The Chelsea Market is another very accessible experience, while it’s a little too mall-like for me, it’s a place where you can look around at specialty shops and enjoy the company of friendly Bohemian bourgeois families. Walking along the recently opened High Line, it’s impossible to deny the accessibility of this amazing new public space to relax and take in the melodic views of the Hudson River to your west, and the New York skyline to your east.

Chelsea, home to modern art powerhouses, rears the next art star while breeding an undeniable air of cool elegance. Scenic springtime in Chelsea is an experience for everyone.


Your Urban Explorer

The High Line
Many entrances, 10th Ave and West 16th St. New York 10011

Like the majority of Chelsea, the High Line park is a public space where visual magic happens. From gorgeous sunsets to an unparalleled landscape design, this elevated walkway is an amazing way to view downtown Manhattan and the Hudson River. The High Line may not be the park to play basketball in, but a place to bask in the beauty of a clever integration of nature in an urban space.

Chelsea Hotel, The Chelsea Room
222 West 23rd St. 10011

This legendary hotel houses something more than rich history and great art; one of its best rooms is not found on the pent house, but in the basement. The close quarters of the recently opened Chelsea Room is a bohemian-esq venue packed with a mixed crowd. Pricey drinks are the tradeoff for great DJ’s and better company.

Chelsea Market
75th Ninth Ave., New York 10011

I have mixed feelings about Chelsea Market.

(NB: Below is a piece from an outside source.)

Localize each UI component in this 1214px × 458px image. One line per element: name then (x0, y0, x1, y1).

The first time I went there it was afterhours and almost empty. The second time I went was on a lively spring Saturday afternoon. I liked it better the first time. While the Chelsea market, located in an old Nabisco factory, is regarded as a cool place to go to for an interesting shopping experience, it almost reminded me of a glorified mall or supermarket brimming with fair trade goods, while trying to emulate a mix of old-style European market and hippie farmer’s market. While I wasn’t particularly taken with the meticulous atmosphere, I couldn’t deny the quality of their produce and food. Also, the abundance of adorable families and subsequent cute babies was heartwarming.

Jin Kemper Fine Art
501 West 23rd St. New York 10011

Deciding which Chelsea art gallery to feature in Urban Explorer was initially very difficult. How can I pick one gallery when each is so unique and, for the most part, equally impressive? Kempner’s stood apart from the rest, not because of the art inside the gallery, but for the outside architecture of the gallery itself. This contemporary art gallery is designed with the buildings around it, using old-school materials like steel in modern ways (elevations, rock gardrens and asymmetrical window placement). This gallery was filled with natural light, and a welcoming atmosphere. The pieces it showcased ranged from organic rock sculptures to black and white Nicki-Minaj-inspired portraits.

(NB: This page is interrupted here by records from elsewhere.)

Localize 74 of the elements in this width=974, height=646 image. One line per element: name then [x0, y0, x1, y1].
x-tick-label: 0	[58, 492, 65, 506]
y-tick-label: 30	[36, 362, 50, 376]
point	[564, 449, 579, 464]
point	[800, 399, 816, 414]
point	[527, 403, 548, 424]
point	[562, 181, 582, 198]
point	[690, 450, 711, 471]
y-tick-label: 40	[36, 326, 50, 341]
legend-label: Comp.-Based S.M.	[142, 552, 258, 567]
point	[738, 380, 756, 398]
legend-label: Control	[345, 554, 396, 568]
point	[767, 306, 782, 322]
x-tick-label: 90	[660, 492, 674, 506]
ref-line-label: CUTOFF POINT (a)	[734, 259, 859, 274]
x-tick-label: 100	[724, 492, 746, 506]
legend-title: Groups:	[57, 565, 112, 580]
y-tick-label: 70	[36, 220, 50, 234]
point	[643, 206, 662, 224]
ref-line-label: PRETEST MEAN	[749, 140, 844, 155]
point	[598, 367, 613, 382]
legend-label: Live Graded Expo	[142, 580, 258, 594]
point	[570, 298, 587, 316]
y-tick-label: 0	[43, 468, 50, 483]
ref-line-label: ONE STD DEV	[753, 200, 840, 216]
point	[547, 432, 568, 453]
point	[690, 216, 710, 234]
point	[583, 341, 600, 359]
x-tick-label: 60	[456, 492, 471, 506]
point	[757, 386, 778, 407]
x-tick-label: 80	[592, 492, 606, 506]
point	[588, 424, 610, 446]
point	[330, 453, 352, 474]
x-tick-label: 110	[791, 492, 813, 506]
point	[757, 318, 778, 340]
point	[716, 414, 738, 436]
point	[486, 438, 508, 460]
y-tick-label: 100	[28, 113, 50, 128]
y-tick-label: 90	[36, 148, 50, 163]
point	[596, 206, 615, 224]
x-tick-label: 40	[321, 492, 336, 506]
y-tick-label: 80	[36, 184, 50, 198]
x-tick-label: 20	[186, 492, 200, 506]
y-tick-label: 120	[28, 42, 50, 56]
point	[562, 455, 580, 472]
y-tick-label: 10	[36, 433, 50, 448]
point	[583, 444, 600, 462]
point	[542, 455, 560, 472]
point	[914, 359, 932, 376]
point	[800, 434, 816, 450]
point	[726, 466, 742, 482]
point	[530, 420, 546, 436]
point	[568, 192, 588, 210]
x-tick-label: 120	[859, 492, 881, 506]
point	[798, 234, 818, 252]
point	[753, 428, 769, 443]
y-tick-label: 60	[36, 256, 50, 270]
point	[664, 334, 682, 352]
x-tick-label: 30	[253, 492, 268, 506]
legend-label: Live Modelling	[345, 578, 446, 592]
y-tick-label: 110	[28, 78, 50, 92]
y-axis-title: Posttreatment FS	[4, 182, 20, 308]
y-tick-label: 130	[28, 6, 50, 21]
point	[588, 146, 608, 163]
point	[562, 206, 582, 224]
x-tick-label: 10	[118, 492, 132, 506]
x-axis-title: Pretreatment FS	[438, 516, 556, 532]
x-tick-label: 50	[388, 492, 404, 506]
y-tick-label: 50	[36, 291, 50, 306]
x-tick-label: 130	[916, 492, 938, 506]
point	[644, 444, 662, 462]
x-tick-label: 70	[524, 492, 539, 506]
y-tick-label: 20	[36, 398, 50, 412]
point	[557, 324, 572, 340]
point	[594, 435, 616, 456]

119 7th Ave. New York 10021

One cold January night, a good friend and I found ourselves at the border of civilized living: freezing, phoneless and famished on a street lined with unopened storefronts at 2 am. A golden chariot (taxi) rescued us; once waved down, we jumped in and said, “Take us to the best food place nearby that’s still open.” Six minutes later we found ourselves at Cafeteria, a modern restaurant with décor reminiscent of a super-hip lounge from four years ago. The service was quick and the food was trendy New-York-American. The dish that set it apart was its macaroni and cheese. Yes, it may sound like kindergarten, but simple comfort food is just what we needed that cold day. Also, try their pancakes; cute, miniature and fluffy, but unlike adorable animals, these were delicious.